In New Orleans, the Belle Reve was the first nonprofit assisted living facility in the state to serve people with HIV. The organization has expanded services to provide affordable housing for aging adults 62 years and older, but continue to provide on-site case management and at least forty percent of the apartment units serve tenants earning no more than 60 percent of area median income. Throughout COVID-19, Belle Reve House has kept the virus contained and kept the residents safe in a city where transmission rates are incredibly high.
The Southern U.S. accounts for approximately 45 percent of all people living with an HIV diagnosis in the United States and more than half (51 percent) of all new diagnoses in 2018.
During her time at RAIN, Warren witnessed the impact that stigma has on the lives of people living with HIV/AIDS. Its something that the national home improvement Lowe’s recognizes as well. The company is headquartered in Mooresville and recently made the decision to aim its Foundation’s funding efforts in and around the immediate Charlotte Metro region.
After interacting with RAIN for some time, the Lowe’s Foundation decided to pay The Havens a visit in June, 2021. “We want to make sure we have safe and affordable housing,” Chief Financial Officer for Lowe’s Dave Denton told WSOC-TV. In a surprised check reveal, Lowes Foundation awarded The Havens $200,000 in grant money and another $50,000 in extra funds. The money will help renovate 25 accommodation units and common areas of the property.
In 2020, the foundation announced they would be allotting $9.25 million in total to Charlotte-area charitable organizations. Thus far, that has included Charlotte Museum of History, Central Piedmont Community College, Goodwill Industries of the Southern Piedmont, Habitat for Humanity of the Charlotte Region, Veterans Bridge Home, A Roof Above, Innovation Alley and Time Out Youth, among others.
The recognition of typically marginalized voices is something Lowe’s continually strives to achieve. The hardware and home-improvement corporation is headed by Marvin Ellison, who is one of only four Black Fortune 500 CEOs.

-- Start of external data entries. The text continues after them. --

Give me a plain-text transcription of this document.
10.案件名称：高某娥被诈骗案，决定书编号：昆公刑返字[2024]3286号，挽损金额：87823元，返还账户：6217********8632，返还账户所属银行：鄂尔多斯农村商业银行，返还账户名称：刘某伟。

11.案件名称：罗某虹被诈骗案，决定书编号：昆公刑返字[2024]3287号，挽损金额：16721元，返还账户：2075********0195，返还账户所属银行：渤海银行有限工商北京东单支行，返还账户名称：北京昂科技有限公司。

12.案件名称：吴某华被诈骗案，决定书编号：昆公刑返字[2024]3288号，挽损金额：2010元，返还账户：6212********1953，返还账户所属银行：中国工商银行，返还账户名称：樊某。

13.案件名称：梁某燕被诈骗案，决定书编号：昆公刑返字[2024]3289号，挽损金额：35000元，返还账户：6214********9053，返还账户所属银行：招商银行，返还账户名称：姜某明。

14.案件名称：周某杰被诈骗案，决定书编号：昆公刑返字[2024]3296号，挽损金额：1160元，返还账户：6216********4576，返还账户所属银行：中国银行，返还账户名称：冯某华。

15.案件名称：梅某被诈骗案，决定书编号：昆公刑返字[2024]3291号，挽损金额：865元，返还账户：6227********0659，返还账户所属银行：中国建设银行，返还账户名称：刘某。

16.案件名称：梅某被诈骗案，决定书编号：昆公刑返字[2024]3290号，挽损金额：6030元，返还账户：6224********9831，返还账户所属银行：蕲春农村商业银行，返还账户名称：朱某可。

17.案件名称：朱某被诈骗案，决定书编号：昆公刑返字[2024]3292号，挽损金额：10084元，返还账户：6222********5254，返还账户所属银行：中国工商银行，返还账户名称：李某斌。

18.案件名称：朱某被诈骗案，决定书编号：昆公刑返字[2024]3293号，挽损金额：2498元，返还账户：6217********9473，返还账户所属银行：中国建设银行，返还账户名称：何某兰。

As part of that commitment, $3.87 million is supporting homeownership in Mecklenburg and Iredell Counties. Lowe’s also donated $200,000 to LISC Charlotte for neighborhood revitalization projects in the Historic West End.
“Our immediate goal is to stabilize the property,” Warren explains. “In the last few years, when HUD funding no longer covered [all] the issues The Havens was having, our goal has become to take care of the immediate needs that have risen, while also working towards an attractive, comforting feel for the residents.”
Warren, Robertson and the boards of RAIN and The Havens maintain that when someone has a place to live, it immediately raises the bar on their quality of life by providing comforts everyone seeks, resulting in an improved sense of well-being and overall happiness.